Vale ended the fourth quarter of 2025 with a loss of US$3.8 billion, widening the loss recorded in the same period a year earlier, of US$694 million. For the year, net profit fell 62% to US$2.3 billion.
In its financial report, Vale attributed these figures to three factors. The first was a US$449 million increase in provisions related to updates in the lawsuit against Samarco in the United Kingdom.
The second component was a $3.5 billion write-down on Vale Base Metals' nickel assets in Canada, due to a downward revision of the commodity's long-term price assumptions based on market estimates.
Vale also highlighted a US$2.8 billion reduction resulting from the write-down of deferred taxes from subsidiaries. And that, excluding all these effects, it would have recorded a pro forma net profit of US$1.5 billion between October and December, and US$7.7 billion for the year.

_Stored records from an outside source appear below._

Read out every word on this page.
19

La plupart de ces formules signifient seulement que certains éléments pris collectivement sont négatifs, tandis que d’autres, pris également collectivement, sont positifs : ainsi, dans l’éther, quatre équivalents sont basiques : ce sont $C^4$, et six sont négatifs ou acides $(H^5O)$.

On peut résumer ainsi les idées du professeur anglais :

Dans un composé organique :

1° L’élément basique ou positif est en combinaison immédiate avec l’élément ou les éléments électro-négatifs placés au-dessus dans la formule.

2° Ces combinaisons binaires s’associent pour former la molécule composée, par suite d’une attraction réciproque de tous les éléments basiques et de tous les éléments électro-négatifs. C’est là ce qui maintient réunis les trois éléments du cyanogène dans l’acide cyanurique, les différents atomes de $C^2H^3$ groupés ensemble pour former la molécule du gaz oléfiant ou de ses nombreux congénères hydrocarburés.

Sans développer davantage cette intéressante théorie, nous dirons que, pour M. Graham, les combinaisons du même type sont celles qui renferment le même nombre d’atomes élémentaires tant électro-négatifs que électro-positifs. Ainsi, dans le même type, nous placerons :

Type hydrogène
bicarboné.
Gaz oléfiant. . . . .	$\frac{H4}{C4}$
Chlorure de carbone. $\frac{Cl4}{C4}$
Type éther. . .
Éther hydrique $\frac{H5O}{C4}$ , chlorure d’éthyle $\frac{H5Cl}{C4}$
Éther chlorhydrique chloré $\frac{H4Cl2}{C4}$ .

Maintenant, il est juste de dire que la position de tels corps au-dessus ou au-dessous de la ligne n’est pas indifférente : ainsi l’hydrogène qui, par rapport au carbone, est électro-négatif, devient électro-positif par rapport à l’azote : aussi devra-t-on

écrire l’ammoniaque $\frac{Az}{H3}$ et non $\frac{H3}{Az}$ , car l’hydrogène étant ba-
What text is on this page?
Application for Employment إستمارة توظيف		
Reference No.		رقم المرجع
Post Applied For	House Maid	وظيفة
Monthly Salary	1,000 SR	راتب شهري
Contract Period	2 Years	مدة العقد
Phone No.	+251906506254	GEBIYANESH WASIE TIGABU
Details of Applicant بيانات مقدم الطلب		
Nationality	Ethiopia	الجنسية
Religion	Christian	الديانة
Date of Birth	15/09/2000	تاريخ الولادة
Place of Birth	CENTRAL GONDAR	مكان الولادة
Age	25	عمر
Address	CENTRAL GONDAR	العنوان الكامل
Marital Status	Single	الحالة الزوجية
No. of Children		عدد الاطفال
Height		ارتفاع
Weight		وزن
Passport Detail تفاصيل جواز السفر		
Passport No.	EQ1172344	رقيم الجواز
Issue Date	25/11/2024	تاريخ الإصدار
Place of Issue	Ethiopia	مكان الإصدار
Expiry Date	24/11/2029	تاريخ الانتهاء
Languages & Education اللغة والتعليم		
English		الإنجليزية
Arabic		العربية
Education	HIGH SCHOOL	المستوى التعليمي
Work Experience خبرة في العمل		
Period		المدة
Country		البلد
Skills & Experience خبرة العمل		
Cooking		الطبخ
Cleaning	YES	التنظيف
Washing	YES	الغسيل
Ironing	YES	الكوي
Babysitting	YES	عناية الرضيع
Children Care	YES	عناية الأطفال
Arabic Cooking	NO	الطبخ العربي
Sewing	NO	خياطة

The company's shares opened trading on the B3 stock exchange with a drop of more than 2% this Friday, February 13th. They were down 2.16% around 2:40 PM. However, according to Marcelo Bacci , CFO of Vale, this performance is not related to these and other figures in the financial report.
“We are in the commodities market, where there is a very strong correlation between the stock price and the product price,” Bacci stated in a conversation with journalists earlier today. “And today, iron ore is falling, in the range of US$99. So, it’s necessary to put this into perspective.”
The executive continued: “It’s important to look at a longer period, such as the last 12 months, at the level of recovery that our share price has had. And that reflects the more favorable market outlook and also what we have been doing from an operational point of view,” he said.
Vale's shares have appreciated by more than 59% in the last 12 months, giving the mining company a market value of R$ 372.6 billion.
In the most recent chapter behind this trajectory, Vale once again reported good operational figures, reinforcing the equation of increased production volume and realized prices coupled with reduced costs.
In production, for example, iron ore reached a volume of 336 million tons in the year, a growth of 2.6%. In copper and nickel, the increases were 9.8% and 10.8%, respectively.
“We managed to meet all the guidance we gave to the market regarding production and costs,” said Bacci. “And we achieved cost reductions in all segments.”
Following this trend, Vale reported adjusted EBITDA of US$4.5 billion in the fourth quarter, up 21% compared to the same period a year earlier, and above consensus projections. For the year, the indicator grew 4%, to US$15.4 billion.
Recurring free cash flow, in turn, advanced 107% between October and December, to US$1.6 billion, and 26% in 2025, to US$4.7 billion. Meanwhile, the expanded net debt of US$15.5 billion represented a 5% reduction over 2024 and a 6% reduction compared to the third quarter of last year.
“We have evolved on all fronts and delivered on all our promises,” the CFO noted. “And we are starting 2026 in a very favorable moment for the company.”
Solid results and sprint
In its report, BTG Pactual highlighted that expectations for the financial results were quite high and that Vale delivered the results everyone was expecting, with a solid set of indicators, including EBITDA, free cash flow generation, and a reduction in its debt.
Regarding the accounting write-down of nickel assets in Canada, the bank noted that the move was not surprising, given that the commodity had been declining for so many years, with the market undervaluing its price. It added:
"Vale continues to deliver results, quarter after quarter, and regain investor confidence, which, combined with the inflow of foreign capital into the Ibovespa and the rise in metal prices, has fueled its 'sprint' of approximately 60% in the last six months," wrote BTG.
XP, in turn, highlighted that the results reinforce Vale's "solid operational momentum," especially in its base metals division, where the company presented better results in both copper and nickel, in addition to meeting its iron ore cost projections.
"That said, although the assessment points to a negative capital asymmetry relative to commodities, we see the momentum remaining supported by continuous flows of foreign capital, an attractive relative valuation compared to peers, and expectations of solid results in the future," noted XP, with a neutral recommendation and a target price of R$ 71 for the stock.